Honig: „Wie alles tot op de millimeter wil uitzoeken, verliest iets moois. Die bijna veertig jaar leerde ons gedachten en opvattingen soms te laten varen, al verschilt dat per werk. Nieuwe stukken vragen er vaak om maat voor maat te worden ingestudeerd. Dat gaat dan langs de rationele meetlat van de analyse. Want pas als je muziek doorgrondt, kun je haar loslaten.”

Verheij: „Het is vreemd welke gedachten er door je heen kunnen gaan tijdens het spelen. Of waar je op let.”

Honig: „Wetenschappers hebben wel eens gemeten dat het reactievermogen van een musicus niet onderdoet voor dat van een autocoureur.”

Banis: „Je bent bezig je eigen noten te laten klinken, je luistert en kijkt naar de andere kwartetleden en tegelijkertijd zie je een vrouw de zaal uitlopen en denk je: zou ze het niet mooi vinden?”

Puffen in La Paz

De meest gedenkwaardige tournee was een bezoek aan Bolivia. De reis begon in La Paz, een stad in het Andesgebergte op 3600 meter hoogte. „We kwamen aan in de middag met diezelfde avond een concert”, vertelt Honig. „Ik zag in het vliegtuig iemand met een zuurstoffles binnenkomen. Het leek me overdreven, maar bij het uitstappen begonnen mijn vingers vreemd te tintelen.”

Banis: „In de ijle lucht klonk die avond alles anders. Het overkwam me voor het eerst dat ik wanhopig verlangde naar het einde van een concert. Niets leek zoals het moest zijn. Ik deed alsof alles gewoon was, in de hoop dat het publiek erin mee zou gaan. Het was een surrealistische droom. Misschien ligt het aan mijn oren, dacht ik.”

Verheij: „Kon jij horen dan? De mijne zaten nog dicht.”

Banis: „De volgende dag was het over en begonnen we aan een reis langs een aantal Jezuïetenkerken.”

Verheij: „Veel dorpen waren arm en lagen midden in het oerwoud. We reden door sjofele huttenwijken, sloegen een hoek om en stonden dan ineens op een plein omzoomd door goed verzorgde bomen met in het midden een prachtige kerk. En daar zaten dan driehonderd mensen te luisteren naar een Nederlands blokfluitkwartet.”

Banis: „Af en toe onderbroken door het kabaal van een voorbij scheurend brommertje, want de kerkdeuren bleven gewoon open.”

Honig: „Eén dorp maakte ons zelfs ereburger bij een ceremonie op het plein.
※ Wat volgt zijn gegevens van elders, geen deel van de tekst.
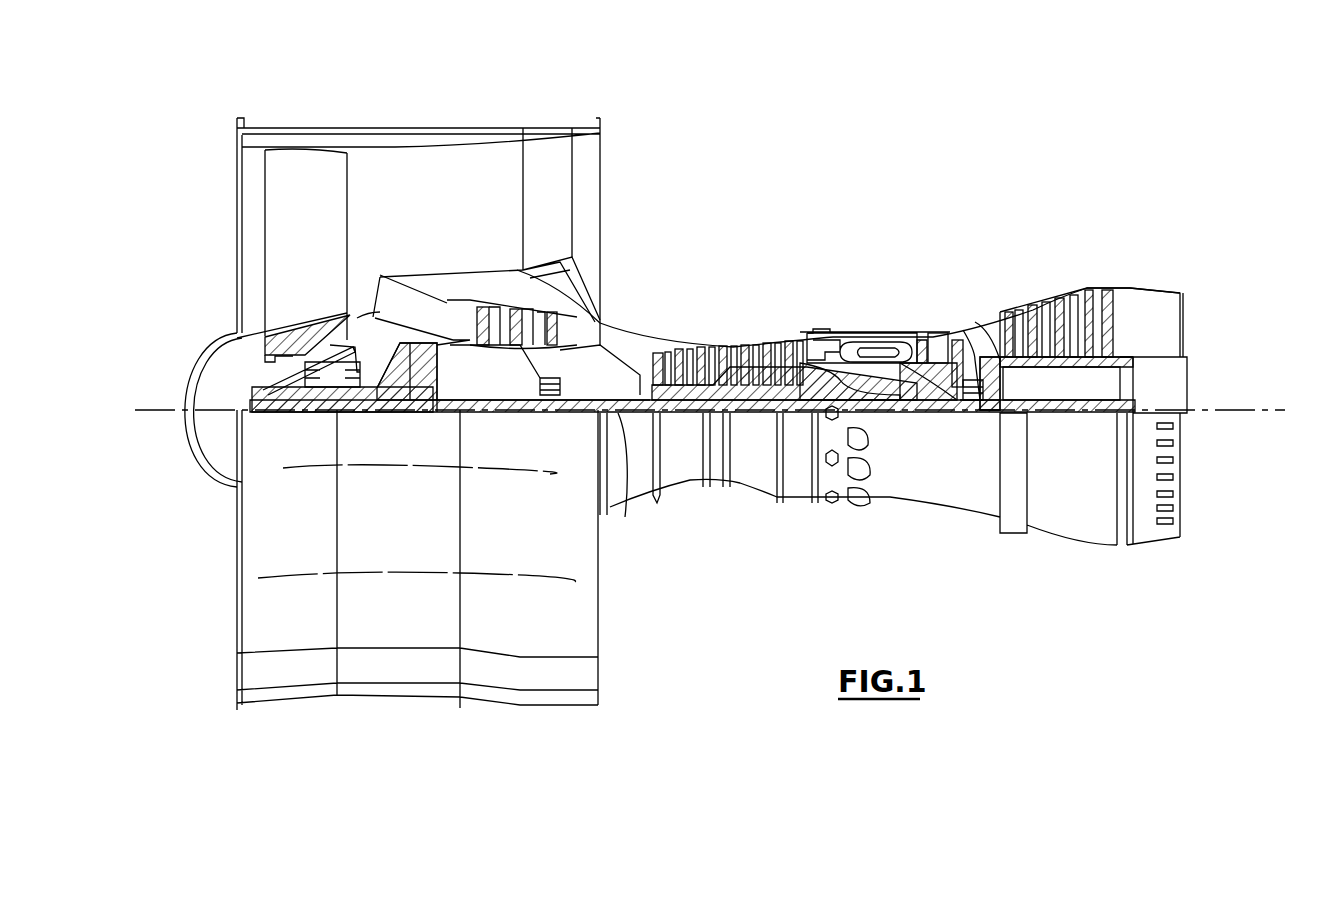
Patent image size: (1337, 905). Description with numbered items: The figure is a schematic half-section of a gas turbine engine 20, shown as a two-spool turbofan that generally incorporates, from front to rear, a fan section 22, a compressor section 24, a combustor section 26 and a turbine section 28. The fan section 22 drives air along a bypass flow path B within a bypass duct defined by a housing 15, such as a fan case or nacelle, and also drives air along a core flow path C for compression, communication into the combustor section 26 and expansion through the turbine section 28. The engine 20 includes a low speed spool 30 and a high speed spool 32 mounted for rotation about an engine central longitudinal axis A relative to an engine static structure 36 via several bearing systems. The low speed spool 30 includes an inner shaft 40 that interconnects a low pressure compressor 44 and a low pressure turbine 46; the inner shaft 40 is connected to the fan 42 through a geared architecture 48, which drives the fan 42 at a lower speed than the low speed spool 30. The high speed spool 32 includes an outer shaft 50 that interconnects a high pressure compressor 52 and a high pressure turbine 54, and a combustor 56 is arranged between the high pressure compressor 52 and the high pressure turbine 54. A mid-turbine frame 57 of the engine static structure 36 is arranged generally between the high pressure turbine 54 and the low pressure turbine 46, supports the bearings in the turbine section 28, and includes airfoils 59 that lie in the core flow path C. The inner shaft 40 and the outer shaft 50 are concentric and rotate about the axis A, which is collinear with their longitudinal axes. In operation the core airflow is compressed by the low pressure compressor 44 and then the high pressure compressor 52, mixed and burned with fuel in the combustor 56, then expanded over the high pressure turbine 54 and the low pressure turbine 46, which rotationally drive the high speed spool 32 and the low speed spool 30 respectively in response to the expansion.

The gas turbine engine 20 is at (686, 383).
The fan section 22 is at (418, 198).
The compressor section 24 is at (650, 320).
The combustor section 26 is at (878, 326).
The turbine section 28 is at (1081, 379).
The housing 15 is at (420, 133).
The low speed spool 30 is at (755, 420).
The high speed spool 32 is at (800, 345).
The engine static structure 36 is at (795, 505).
The inner shaft 40 is at (620, 430).
The fan 42 is at (320, 255).
The low pressure compressor 44 is at (523, 318).
The low pressure turbine 46 is at (1065, 300).
The geared architecture 48 is at (425, 395).
The outer shaft 50 is at (878, 392).
The high pressure compressor 52 is at (728, 378).
The high pressure turbine 54 is at (940, 340).
The combustor 56 is at (870, 355).
The mid-turbine frame 57 is at (975, 322).
The airfoils 59 is at (975, 350).
The engine central longitudinal axis A is at (1270, 410).
The bypass flow path B is at (382, 203).
The core flow path C is at (427, 312).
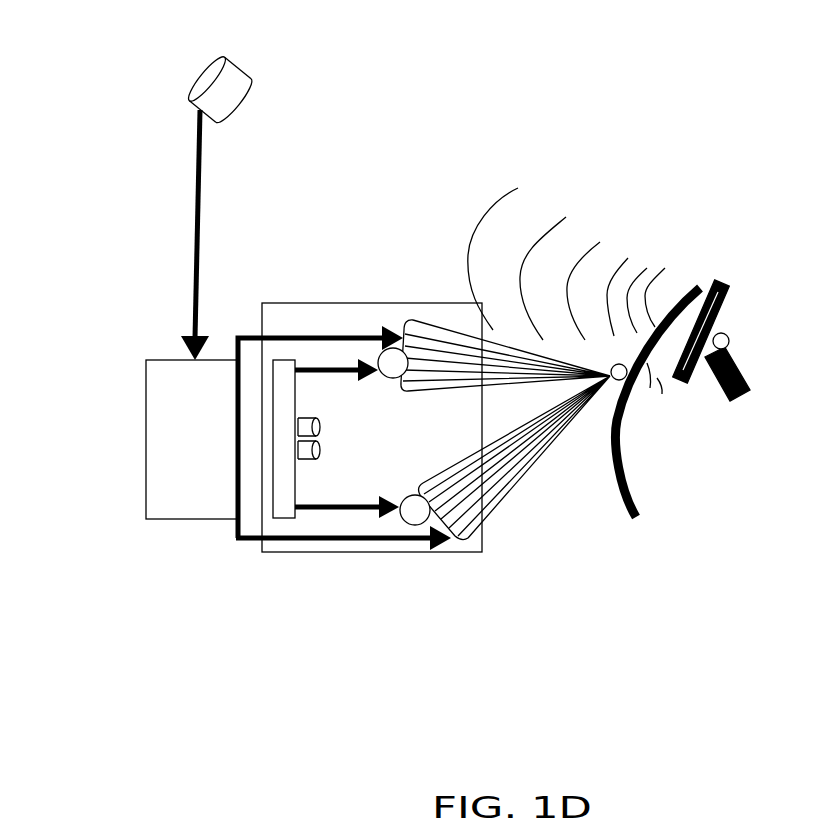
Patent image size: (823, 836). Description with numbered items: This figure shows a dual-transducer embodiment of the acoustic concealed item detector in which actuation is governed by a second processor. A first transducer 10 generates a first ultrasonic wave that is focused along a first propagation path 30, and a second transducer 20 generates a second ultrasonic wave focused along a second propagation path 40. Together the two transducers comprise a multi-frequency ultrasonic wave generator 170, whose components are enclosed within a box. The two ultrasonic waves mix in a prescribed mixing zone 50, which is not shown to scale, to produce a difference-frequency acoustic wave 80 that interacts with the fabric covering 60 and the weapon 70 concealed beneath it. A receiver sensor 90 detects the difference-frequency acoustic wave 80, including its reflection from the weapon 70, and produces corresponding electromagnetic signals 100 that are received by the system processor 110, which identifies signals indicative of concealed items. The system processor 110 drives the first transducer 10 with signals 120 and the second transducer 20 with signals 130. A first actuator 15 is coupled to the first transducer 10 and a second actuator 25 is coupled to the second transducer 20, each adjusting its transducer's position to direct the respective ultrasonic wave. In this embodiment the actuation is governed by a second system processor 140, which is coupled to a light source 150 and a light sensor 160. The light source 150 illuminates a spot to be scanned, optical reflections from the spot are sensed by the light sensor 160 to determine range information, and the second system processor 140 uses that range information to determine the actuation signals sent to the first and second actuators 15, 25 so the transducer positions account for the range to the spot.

The first transducer 10 is at (405, 332).
The first actuator 15 is at (403, 382).
The second transducer 20 is at (453, 533).
The second actuator 25 is at (430, 493).
The first propagation path 30 is at (455, 312).
The second propagation path 40 is at (494, 540).
The prescribed mixing zone 50 is at (636, 385).
The fabric covering 60 is at (613, 385).
The weapon 70 is at (712, 282).
The difference-frequency acoustic wave 80 is at (661, 350).
The receiver sensor 90 is at (203, 72).
The electromagnetic signals 100 is at (193, 230).
The system processor 110 is at (146, 438).
The signals driving first transducer 120 is at (347, 333).
The signals driving second transducer 130 is at (365, 540).
The second system processor 140 is at (272, 485).
The light source 150 is at (323, 427).
The light sensor 160 is at (325, 450).
The multi-frequency ultrasonic wave generator 170 is at (413, 550).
Jullie moesten dansen met de mooiste jongen, ik met het mooiste meisje.”

Wonder

Vanavond in Almere Haven, in kerk De Goede Rede, speelt BRISK met acteur Hans Thissen het concert Pleidooi voor het Wonder, met kerstmuziek en speelse bespiegelingen en gedichten over het wonder van de maagdelijke voortplanting. „We bewegen graag buiten de gewone orde der dingen”, grijnst Honig. „Zouden we een wonder herkennen als dat zich voor onze ogen zou voltrekken?” vraagt Thissen zich af.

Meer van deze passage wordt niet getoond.